She may not remember everything in detail, but Edna Hauser has witnessed numerous historical events during her lifetime while living in several states.
Hauser was born in Des Moines, Iowa, a few days before the Titanic sank on April 7, 1912. She has seen 18 presidents take office and has lived through The Great Depression and World Wars I and II.
This month marked her 102th birthday.
“I’ve seen and forgotten a lot of historical events,” Hauser said. “I’ve also lost all of my family and old friends. I don’t know how I got to be this old. I guess I’m just tough.”

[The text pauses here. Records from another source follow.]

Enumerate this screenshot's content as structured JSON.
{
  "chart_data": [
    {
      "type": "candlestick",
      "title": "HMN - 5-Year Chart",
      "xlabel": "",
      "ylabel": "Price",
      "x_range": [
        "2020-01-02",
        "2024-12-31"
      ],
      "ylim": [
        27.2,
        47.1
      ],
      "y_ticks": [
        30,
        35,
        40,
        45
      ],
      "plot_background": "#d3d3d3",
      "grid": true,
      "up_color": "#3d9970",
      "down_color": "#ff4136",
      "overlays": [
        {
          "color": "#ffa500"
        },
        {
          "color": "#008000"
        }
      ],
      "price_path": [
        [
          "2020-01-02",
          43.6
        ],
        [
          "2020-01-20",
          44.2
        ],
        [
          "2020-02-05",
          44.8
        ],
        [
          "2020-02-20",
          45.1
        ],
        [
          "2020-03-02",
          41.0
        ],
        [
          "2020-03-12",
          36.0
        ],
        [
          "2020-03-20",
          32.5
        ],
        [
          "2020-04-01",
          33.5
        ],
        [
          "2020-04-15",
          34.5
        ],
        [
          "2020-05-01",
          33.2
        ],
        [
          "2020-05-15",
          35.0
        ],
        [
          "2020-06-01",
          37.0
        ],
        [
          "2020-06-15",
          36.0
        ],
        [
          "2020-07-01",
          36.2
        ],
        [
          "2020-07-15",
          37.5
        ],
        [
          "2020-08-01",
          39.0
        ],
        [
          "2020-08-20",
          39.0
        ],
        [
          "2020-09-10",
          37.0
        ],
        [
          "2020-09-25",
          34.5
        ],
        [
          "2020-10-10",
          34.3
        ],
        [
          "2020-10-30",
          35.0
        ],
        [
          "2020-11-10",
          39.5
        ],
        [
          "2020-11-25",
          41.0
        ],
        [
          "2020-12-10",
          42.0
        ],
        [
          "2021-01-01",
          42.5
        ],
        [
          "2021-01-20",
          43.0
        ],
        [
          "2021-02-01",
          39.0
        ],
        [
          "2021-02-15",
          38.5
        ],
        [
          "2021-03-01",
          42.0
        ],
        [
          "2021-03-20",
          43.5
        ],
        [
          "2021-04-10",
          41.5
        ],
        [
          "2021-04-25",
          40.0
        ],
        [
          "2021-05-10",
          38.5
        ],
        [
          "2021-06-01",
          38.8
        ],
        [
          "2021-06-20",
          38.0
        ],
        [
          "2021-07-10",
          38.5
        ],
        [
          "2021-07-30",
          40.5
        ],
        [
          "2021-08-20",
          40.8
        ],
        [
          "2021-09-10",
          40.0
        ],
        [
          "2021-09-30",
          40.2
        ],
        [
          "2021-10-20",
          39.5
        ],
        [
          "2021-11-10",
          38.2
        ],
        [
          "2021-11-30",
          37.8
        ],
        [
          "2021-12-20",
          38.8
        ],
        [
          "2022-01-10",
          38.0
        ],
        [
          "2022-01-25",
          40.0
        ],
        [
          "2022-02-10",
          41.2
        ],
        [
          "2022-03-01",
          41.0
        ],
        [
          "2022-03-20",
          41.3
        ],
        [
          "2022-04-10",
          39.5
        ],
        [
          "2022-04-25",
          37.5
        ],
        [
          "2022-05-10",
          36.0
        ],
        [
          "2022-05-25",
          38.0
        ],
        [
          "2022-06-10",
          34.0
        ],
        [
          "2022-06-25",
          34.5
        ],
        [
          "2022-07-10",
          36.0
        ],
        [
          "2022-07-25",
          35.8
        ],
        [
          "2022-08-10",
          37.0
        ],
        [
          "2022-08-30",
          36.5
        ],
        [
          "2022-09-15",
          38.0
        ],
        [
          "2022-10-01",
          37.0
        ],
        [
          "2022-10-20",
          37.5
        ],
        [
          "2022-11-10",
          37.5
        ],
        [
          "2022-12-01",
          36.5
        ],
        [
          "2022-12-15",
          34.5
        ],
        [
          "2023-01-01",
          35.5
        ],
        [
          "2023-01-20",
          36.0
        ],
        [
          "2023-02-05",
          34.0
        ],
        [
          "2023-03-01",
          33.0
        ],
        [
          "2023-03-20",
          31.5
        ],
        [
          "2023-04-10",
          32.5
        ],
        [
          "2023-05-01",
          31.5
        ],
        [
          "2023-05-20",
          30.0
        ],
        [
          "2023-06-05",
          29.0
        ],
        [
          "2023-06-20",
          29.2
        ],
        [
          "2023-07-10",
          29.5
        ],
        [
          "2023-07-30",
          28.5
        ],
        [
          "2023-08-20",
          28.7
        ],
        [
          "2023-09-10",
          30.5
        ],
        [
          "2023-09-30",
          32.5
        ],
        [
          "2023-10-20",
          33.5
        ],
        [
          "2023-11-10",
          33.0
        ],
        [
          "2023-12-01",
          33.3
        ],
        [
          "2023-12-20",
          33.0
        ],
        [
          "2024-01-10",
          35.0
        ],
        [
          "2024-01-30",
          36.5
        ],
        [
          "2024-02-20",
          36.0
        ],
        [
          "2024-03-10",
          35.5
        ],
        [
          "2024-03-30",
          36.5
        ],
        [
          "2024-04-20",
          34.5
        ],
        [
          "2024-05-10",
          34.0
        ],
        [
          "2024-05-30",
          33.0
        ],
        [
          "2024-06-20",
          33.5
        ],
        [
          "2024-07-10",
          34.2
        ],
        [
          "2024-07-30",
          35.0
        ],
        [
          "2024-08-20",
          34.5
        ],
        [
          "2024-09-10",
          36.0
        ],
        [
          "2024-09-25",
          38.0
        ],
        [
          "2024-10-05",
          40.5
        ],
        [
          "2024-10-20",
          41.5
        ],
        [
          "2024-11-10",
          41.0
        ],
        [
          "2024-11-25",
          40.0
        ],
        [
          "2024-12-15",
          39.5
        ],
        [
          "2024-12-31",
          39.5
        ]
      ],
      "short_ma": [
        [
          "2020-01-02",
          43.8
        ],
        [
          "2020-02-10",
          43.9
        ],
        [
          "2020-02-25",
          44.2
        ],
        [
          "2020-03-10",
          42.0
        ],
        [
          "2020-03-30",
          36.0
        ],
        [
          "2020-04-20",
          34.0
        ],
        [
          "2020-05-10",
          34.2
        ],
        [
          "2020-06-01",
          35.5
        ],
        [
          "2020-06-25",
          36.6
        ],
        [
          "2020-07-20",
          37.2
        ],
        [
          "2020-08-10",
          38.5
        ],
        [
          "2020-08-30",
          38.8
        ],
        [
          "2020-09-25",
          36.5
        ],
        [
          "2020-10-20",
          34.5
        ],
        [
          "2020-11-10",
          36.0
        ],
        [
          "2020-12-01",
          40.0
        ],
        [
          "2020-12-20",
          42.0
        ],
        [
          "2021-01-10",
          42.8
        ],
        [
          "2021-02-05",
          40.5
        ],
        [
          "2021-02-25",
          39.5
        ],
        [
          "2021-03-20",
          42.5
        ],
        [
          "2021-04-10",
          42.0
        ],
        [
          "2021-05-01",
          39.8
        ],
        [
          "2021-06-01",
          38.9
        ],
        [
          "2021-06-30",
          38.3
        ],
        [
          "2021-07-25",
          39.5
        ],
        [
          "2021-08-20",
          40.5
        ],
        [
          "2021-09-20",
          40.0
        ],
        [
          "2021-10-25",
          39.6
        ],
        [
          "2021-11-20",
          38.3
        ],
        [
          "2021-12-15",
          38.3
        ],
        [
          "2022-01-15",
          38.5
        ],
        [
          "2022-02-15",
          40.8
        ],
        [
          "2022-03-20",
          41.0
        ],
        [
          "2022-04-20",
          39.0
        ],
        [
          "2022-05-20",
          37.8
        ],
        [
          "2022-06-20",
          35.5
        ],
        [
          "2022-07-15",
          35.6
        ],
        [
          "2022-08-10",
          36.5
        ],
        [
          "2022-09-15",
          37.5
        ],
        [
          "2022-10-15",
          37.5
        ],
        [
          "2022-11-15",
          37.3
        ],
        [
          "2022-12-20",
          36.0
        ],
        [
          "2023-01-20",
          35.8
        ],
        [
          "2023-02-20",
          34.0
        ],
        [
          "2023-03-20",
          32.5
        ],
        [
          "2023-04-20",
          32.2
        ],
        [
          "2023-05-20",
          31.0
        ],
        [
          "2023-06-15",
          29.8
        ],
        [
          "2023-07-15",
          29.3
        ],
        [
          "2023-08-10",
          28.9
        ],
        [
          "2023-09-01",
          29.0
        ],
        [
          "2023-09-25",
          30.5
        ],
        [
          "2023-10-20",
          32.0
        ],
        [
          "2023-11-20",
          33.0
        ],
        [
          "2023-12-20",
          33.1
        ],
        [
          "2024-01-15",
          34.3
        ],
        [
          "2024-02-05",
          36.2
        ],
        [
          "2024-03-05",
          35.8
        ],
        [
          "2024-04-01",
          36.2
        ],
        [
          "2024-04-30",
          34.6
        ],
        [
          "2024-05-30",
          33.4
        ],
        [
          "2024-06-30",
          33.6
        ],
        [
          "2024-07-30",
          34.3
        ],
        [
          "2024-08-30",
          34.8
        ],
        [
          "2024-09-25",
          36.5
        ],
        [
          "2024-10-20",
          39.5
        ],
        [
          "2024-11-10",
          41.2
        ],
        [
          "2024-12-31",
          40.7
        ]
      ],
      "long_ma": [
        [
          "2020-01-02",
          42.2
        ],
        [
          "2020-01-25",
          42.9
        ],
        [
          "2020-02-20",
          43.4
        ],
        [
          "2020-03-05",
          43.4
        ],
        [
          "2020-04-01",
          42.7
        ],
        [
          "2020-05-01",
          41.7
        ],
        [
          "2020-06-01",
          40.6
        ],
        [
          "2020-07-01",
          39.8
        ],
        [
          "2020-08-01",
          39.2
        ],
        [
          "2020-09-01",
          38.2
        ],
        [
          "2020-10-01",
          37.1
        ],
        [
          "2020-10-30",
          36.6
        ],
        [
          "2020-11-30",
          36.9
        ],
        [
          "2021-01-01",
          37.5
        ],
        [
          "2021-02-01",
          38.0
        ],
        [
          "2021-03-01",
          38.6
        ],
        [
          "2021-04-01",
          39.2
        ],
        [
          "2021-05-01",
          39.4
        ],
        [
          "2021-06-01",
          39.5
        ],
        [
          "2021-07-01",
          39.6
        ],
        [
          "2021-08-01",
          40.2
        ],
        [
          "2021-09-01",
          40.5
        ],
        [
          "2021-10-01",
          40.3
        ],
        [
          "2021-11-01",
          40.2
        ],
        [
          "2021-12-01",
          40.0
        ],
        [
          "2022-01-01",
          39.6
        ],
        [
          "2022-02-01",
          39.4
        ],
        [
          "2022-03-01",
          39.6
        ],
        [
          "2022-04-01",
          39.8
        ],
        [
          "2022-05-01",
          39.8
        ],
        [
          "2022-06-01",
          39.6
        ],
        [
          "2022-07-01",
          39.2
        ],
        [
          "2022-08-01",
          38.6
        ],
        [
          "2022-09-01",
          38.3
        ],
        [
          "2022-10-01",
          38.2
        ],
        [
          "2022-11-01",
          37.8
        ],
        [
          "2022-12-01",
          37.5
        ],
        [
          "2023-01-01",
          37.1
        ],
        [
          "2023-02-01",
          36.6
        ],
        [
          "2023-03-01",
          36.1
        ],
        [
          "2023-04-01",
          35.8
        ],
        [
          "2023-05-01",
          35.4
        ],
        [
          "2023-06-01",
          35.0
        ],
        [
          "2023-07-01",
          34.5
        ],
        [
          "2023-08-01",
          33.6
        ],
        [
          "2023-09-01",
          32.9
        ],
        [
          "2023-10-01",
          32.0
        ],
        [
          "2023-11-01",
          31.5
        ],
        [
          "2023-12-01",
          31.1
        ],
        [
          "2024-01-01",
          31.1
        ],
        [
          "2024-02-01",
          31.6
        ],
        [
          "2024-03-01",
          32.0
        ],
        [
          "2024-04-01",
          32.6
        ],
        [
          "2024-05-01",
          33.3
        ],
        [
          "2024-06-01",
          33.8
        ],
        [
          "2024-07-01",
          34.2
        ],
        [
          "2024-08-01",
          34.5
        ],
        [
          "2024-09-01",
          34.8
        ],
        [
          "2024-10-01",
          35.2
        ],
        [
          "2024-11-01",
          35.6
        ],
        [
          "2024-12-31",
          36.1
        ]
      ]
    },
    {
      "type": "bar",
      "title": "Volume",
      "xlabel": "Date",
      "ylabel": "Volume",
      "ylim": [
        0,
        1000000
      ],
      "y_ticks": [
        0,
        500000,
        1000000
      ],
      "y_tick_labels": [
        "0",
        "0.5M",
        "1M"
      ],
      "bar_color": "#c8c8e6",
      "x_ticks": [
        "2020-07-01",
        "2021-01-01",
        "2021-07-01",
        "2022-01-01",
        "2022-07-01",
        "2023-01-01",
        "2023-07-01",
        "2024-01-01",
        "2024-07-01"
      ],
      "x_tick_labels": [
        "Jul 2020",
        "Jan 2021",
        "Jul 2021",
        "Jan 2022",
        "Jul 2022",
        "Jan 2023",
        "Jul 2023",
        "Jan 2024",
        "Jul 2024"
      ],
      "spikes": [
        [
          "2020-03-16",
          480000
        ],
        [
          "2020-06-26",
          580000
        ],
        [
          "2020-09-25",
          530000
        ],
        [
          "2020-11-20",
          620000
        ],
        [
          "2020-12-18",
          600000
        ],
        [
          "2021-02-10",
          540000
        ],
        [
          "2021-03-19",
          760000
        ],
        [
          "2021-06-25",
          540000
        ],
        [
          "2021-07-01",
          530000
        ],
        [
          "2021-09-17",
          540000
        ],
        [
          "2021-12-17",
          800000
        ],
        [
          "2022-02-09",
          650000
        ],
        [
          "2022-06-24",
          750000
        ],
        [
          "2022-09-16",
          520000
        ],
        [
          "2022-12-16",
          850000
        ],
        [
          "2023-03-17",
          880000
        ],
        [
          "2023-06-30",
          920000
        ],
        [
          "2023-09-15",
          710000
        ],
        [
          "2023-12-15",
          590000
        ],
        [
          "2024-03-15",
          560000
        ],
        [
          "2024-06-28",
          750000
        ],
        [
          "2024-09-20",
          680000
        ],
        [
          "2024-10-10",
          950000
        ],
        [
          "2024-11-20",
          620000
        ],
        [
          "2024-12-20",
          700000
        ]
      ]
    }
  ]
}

Hauser is the oldest resident at Willow Creek Assisted Living.
She claims that no one in her family lived to be past 100, and she is surprised to find herself in this situation.
“I mostly just try to relax and take it easy,” Hauser said. “I can’t see very well anymore, and my body is starting to hurt.”
Although Hauser spends most of her time fixing up her living area after taking a walk to the dining room every morning for breakfast, those who know her say she is independent for her age.
“Edna is very mentally sharp and physically stable,” said Brenda Dawley, activity director.
Hauser spent most of her life in Minnesota, where she met her husband, Edward Hauser, at a dance hall in her early 20s.
“When we first met, I thought he was cute and really pleasant,” Hauser said. “He died too young. I still miss him and think about him often.”
Hauser said Edward died in his 60s from emphysema, a form of chronic lung disease.
Kathleen Edwards met Hauser seven years ago through her mother, Dusty Wiegel, who is also a resident at Willow Creek.
“Edna quit going to the doctors because she said she’s ready to see her husband. She misses him,” Edwards said. “Right now, she is just trying to enjoy life as much as possible.”
Years after her husband’s death, Hauser moved to Arizona to be close to her younger sister, Evelyn Bates, who had also lost her spouse.
Keith Racette met Evelyn and Hauser while he was working as a Realtor in Arizona.
When Racette moved to Las Vegas for work, he convinced Bates to move into Willow Creek so they could help take care of the kidney failure she was struggling with at the time.
The two sisters arrived at the center in Las Vegas approximately 11 years ago.
“They both adopted me as their grandson,” Racette said. “They (didn’t always get along), but they followed each other everywhere. Their husbands passed away long ago. They were each other’s only family.”
Bates died at 88 years old about five years ago. Despite losing all of her family and old friends, Hauser still has a large group of supporters who have adopted her as their own family.
“She’s a plain old sweet lady,” Racette said. “Everybody loves her. She never wants to be a burden to anyone. She’s just a pleasant and beautiful lady.”
Hauser admits that the older she gets, the faster time seems to flee.
Regardless of feeling tired and in pain some days, the centenarian continues to keep positive about life. She beams as she recalls happy moments she spent with her family as a young girl riding horses and going on picnics.
“I just try to live in the moment. Some days, I feel good, and some days, I feel bad,” Hauser said. “But now I’m ready to move on. I’ve been ready for a long time.”